A For each reduction of 0.01 % below the specified carbon maximum, an increase of 0.06 % manganese above the specified maximum will be permitted up to a maximum of 1.35 %.

B These five elements combined shall not exceed 1 %.
6. General Requirements

6.1 Material furnished to this specification shall conform to the applicable requirements of the current edition of Specification A530/A 530M unless otherwise provided herein.

7. Chemical Composition

7.1 The steel shall conform to the requirements as to chemical composition prescribed in Table 1.

8. Heat Analysis

8.1 An analysis of each heat of steel shall be made by the steel manufacturer to determine the percentages of the elements specified in Section 7. If the secondary melting processes of 5.1 are employed, the heat analysis shall be obtained from one remelted ingot or the product of one remelted ingot of each primary melt. The chemical composition thus determined, or that determined from a product analysis made by the manufacturer, if the latter has not manufactured the steel, shall be reported to the purchaser or the purchaser’s representative, and shall conform to the requirements specified in Section 7.

9. Product Analysis

9.1 At the request of the purchaser, analyses of two pipes from each lot (see 20.1) shall be made by the manufacturer from the finished pipe. The results of these analyses shall be reported to the purchaser or the purchaser’s representative and shall conform to the requirements specified in Section 7.

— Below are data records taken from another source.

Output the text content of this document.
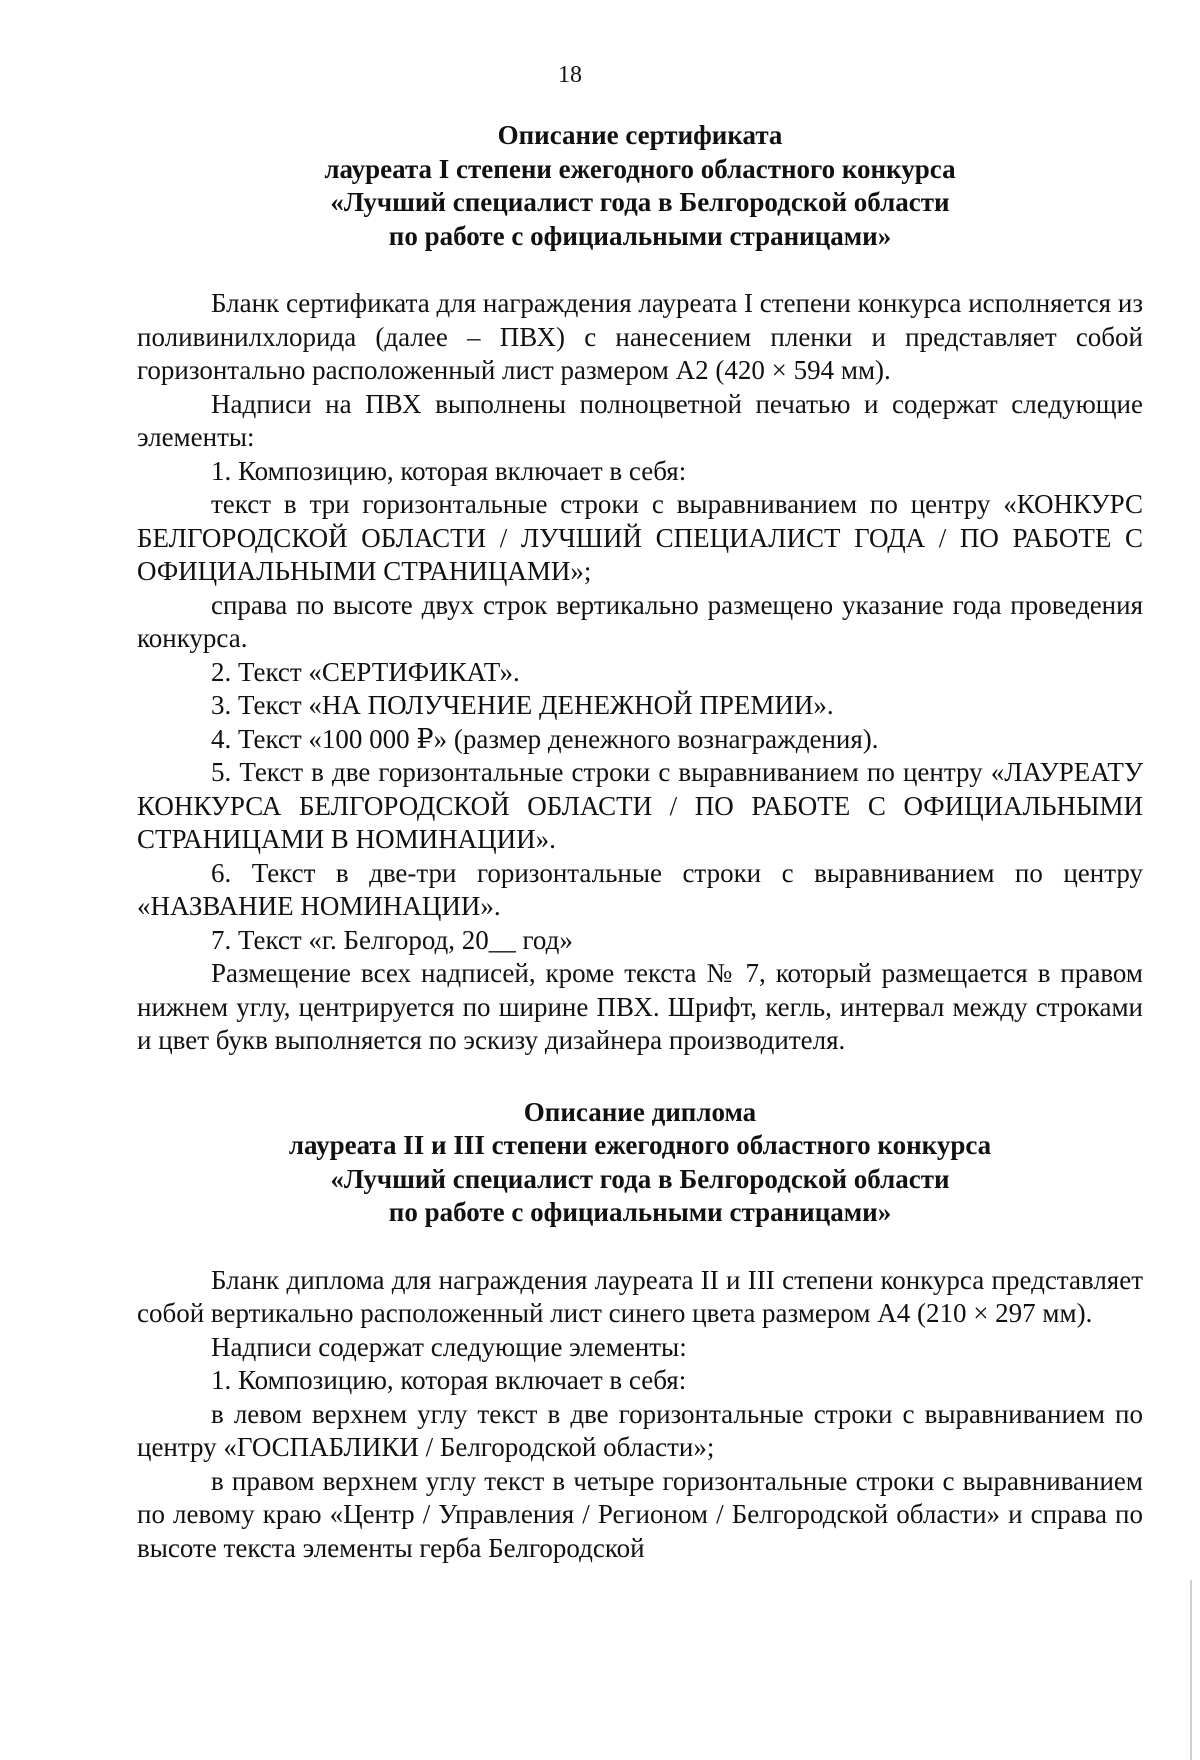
18
Описание сертификата
лауреата I степени ежегодного областного конкурса
«Лучший специалист года в Белгородской области
по работе с официальными страницами»

Бланк сертификата для награждения лауреата I степени конкурса исполняется из поливинилхлорида (далее – ПВХ) с нанесением пленки и представляет собой горизонтально расположенный лист размером А2 (420 × 594 мм).

Надписи на ПВХ выполнены полноцветной печатью и содержат следующие элементы:

1. Композицию, которая включает в себя:

текст в три горизонтальные строки с выравниванием по центру «КОНКУРС БЕЛГОРОДСКОЙ ОБЛАСТИ / ЛУЧШИЙ СПЕЦИАЛИСТ ГОДА / ПО РАБОТЕ С ОФИЦИАЛЬНЫМИ СТРАНИЦАМИ»;

справа по высоте двух строк вертикально размещено указание года проведения конкурса.

2. Текст «СЕРТИФИКАТ».

3. Текст «НА ПОЛУЧЕНИЕ ДЕНЕЖНОЙ ПРЕМИИ».

4. Текст «100 000 ₽» (размер денежного вознаграждения).

5. Текст в две горизонтальные строки с выравниванием по центру «ЛАУРЕАТУ КОНКУРСА БЕЛГОРОДСКОЙ ОБЛАСТИ / ПО РАБОТЕ С ОФИЦИАЛЬНЫМИ СТРАНИЦАМИ В НОМИНАЦИИ».

6. Текст в две-три горизонтальные строки с выравниванием по центру «НАЗВАНИЕ НОМИНАЦИИ».

7. Текст «г. Белгород, 20__ год»

Размещение всех надписей, кроме текста № 7, который размещается в правом нижнем углу, центрируется по ширине ПВХ. Шрифт, кегль, интервал между строками и цвет букв выполняется по эскизу дизайнера производителя.

Описание диплома
лауреата II и III степени ежегодного областного конкурса
«Лучший специалист года в Белгородской области
по работе с официальными страницами»

Бланк диплома для награждения лауреата II и III степени конкурса представляет собой вертикально расположенный лист синего цвета размером А4 (210 × 297 мм).

Надписи содержат следующие элементы:

1. Композицию, которая включает в себя:

в левом верхнем углу текст в две горизонтальные строки с выравниванием по центру «ГОСПАБЛИКИ / Белгородской области»;

в правом верхнем углу текст в четыре горизонтальные строки с выравниванием по левому краю «Центр / Управления / Регионом / Белгородской области» и справа по высоте текста элементы герба Белгородской
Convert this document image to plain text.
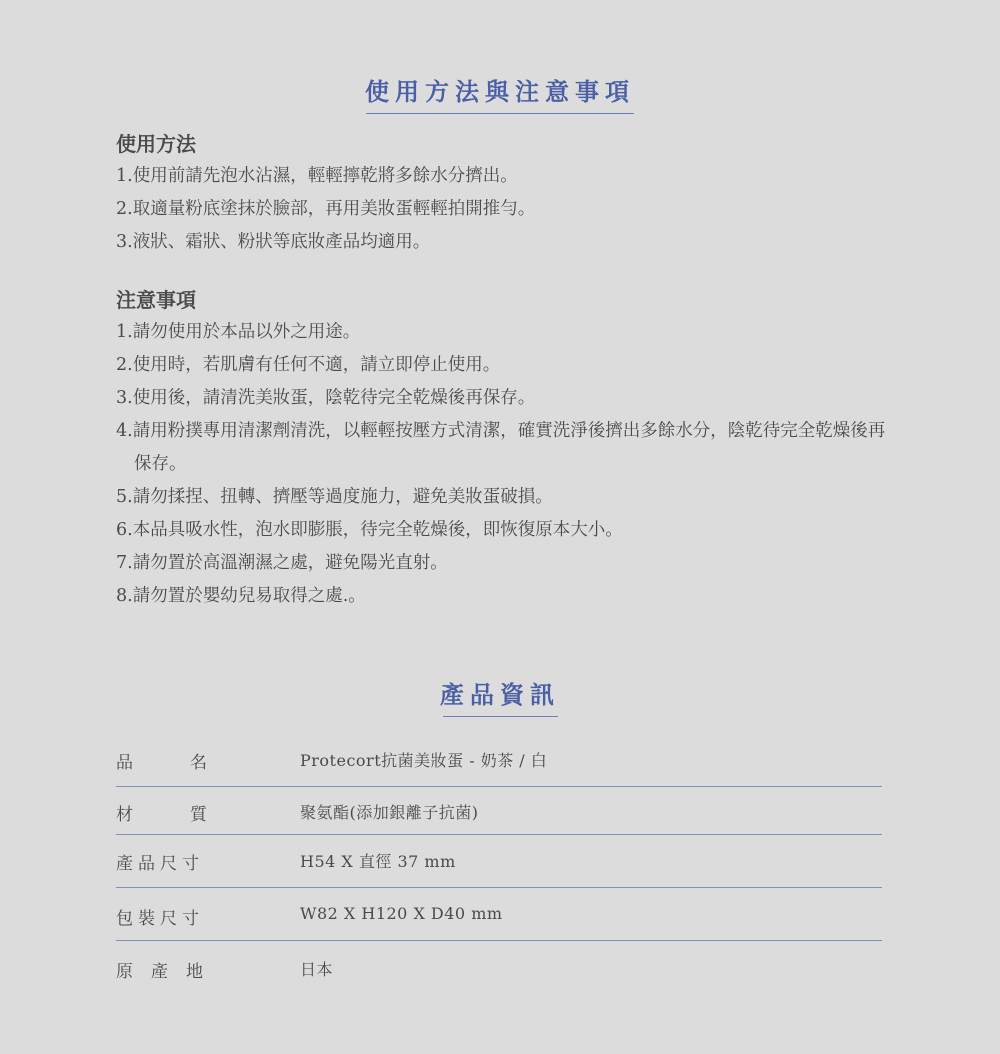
使用方法與注意事項
使用方法
1.使用前請先泡水沾濕，輕輕擰乾將多餘水分擠出。
2.取適量粉底塗抹於臉部，再用美妝蛋輕輕拍開推勻。
3.液狀、霜狀、粉狀等底妝產品均適用。
注意事項
1.請勿使用於本品以外之用途。
2.使用時，若肌膚有任何不適，請立即停止使用。
3.使用後，請清洗美妝蛋，陰乾待完全乾燥後再保存。
4.請用粉撲專用清潔劑清洗，以輕輕按壓方式清潔，確實洗淨後擠出多餘水分，陰乾待完全乾燥後再保存。
5.請勿揉捏、扭轉、擠壓等過度施力，避免美妝蛋破損。
6.本品具吸水性，泡水即膨脹，待完全乾燥後，即恢復原本大小。
7.請勿置於高溫潮濕之處，避免陽光直射。
8.請勿置於嬰幼兒易取得之處.。
產品資訊
品名 Protecort抗菌美妝蛋 - 奶茶 / 白
材質 聚氨酯(添加銀離子抗菌)
產品尺寸	H54 X 直徑 37 mm
包裝尺寸	W82 X H120 X D40 mm
原產地	日本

9.2 If the analysis of one of the tests specified in 9.1 does not conform to the requirements specified in Section 7, analyses shall be made on additional pipes of double the original number from the same lot, each of which shall conform to requirements specified.

10. Tensile Requirements

10.1 The material shall conform to the requirements as to tensile properties given in Table 2.

11. Bending Requirements

11.1 For pipe NPS 2 [DN 50] and under, a sufficient length of pipe shall stand being bent cold through 90° around a cylindrical mandrel, the diameter of which is twelve times the outside diameter (as shown in ASME B 36.10M) of the pipe, without developing cracks. When ordered for close coiling, the pipe shall stand being bent cold through 180° around a cylindrical mandrel, the diameter of which is eight times the outside diameter (as shown in ASME B36.10M) of the pipe, without failure.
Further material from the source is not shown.